In accepting the AWG’s recommendations, Chancellor Wilcox said: “Beginning immediately, Intercollegiate Athletics will implement a three-year financial and operational plan to achieve substantial permanent budget reductions, increase externally generated revenue, and move toward financial stability.”

Courtesy University of California Riverside

Bottom line? Financial stability = substantial and permanent budget reductions + increasing external revenue.

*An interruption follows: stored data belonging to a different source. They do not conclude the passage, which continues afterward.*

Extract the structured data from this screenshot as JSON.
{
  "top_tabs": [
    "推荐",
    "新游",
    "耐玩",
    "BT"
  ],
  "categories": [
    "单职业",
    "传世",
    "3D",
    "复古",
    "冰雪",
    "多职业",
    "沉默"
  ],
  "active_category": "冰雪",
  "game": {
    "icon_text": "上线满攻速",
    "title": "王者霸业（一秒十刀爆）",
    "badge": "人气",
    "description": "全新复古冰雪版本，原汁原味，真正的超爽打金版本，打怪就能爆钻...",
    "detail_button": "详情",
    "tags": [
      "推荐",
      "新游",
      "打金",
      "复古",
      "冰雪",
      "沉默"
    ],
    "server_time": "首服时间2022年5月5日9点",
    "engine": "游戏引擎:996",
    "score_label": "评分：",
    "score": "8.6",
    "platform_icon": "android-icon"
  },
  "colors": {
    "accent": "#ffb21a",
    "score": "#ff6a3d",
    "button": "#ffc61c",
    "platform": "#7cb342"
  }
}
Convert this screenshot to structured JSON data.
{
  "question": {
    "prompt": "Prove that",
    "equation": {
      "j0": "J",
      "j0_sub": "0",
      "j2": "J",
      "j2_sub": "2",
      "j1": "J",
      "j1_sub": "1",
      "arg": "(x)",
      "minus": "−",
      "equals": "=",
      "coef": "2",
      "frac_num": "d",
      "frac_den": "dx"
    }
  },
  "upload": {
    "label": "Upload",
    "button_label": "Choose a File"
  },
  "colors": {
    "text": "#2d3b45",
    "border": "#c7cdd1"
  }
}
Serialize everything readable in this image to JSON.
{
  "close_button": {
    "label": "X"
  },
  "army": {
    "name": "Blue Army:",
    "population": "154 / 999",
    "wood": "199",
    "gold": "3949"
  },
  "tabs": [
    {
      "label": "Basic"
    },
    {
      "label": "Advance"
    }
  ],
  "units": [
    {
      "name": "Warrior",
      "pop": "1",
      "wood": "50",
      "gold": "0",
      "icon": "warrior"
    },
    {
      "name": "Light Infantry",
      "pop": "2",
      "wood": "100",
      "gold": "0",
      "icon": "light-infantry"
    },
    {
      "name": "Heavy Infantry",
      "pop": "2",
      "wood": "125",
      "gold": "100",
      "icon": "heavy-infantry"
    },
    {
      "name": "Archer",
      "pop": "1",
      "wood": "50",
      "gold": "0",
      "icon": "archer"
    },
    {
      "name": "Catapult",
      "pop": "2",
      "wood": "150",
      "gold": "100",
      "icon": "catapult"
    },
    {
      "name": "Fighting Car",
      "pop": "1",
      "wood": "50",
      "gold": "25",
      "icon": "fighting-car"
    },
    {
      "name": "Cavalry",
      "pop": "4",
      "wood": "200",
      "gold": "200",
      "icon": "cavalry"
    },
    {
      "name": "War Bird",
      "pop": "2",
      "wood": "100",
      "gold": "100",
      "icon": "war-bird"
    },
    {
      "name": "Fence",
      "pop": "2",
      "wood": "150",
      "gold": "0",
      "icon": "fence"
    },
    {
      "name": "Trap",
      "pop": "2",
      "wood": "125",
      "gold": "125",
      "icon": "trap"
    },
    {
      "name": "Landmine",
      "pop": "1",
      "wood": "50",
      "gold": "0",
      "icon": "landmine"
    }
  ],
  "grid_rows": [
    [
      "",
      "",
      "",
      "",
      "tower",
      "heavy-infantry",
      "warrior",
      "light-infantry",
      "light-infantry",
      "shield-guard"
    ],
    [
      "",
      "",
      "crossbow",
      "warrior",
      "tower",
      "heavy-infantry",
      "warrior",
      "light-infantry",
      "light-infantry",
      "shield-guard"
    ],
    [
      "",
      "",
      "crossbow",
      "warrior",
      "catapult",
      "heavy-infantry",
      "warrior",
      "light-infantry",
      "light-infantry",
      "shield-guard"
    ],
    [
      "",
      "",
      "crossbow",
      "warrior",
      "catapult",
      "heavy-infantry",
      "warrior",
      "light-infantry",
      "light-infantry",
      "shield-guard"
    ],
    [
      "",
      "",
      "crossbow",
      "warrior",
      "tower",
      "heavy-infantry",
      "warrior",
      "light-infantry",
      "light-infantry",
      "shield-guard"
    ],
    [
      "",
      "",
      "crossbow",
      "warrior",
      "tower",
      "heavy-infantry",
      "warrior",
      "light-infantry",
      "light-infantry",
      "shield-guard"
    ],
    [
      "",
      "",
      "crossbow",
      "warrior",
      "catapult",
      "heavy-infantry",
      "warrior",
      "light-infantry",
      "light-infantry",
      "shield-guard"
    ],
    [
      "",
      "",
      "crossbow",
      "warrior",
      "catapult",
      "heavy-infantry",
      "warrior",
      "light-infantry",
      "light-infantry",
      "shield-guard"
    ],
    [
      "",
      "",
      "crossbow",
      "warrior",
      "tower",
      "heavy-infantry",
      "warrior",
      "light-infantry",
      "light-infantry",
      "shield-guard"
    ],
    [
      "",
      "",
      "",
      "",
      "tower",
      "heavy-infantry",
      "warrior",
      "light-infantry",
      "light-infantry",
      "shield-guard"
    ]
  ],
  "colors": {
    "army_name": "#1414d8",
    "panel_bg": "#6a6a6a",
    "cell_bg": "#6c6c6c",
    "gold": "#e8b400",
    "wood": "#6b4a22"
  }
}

The irony of that the same can be said for just about any unit in higher education these days–do more with less and fundraise more. Then there’s ‘the peer problem,’ Unless other schools in the Big West and beyond pursue the same outcome/approach that Riverside has embraced assertively, UCR will be competing athletically with one hand tied behind its back.

Unfair? Athletically, yes. But there’s something to be said–emphatically, too–about having the courage to name a problem, undertake a collaborative and transparent process, and, then, announce a pathway to fixing what’s wrong. It’s called leadership.

What’s more, it’s the kind of leadership befitting higher education–leadership that’s sadly lacking these days in favor of a behind-closed-doors, executive-driven “Here’s what I have decided to do” approach.

Bravo, UC Riverside! Yours is a story we’ll follow.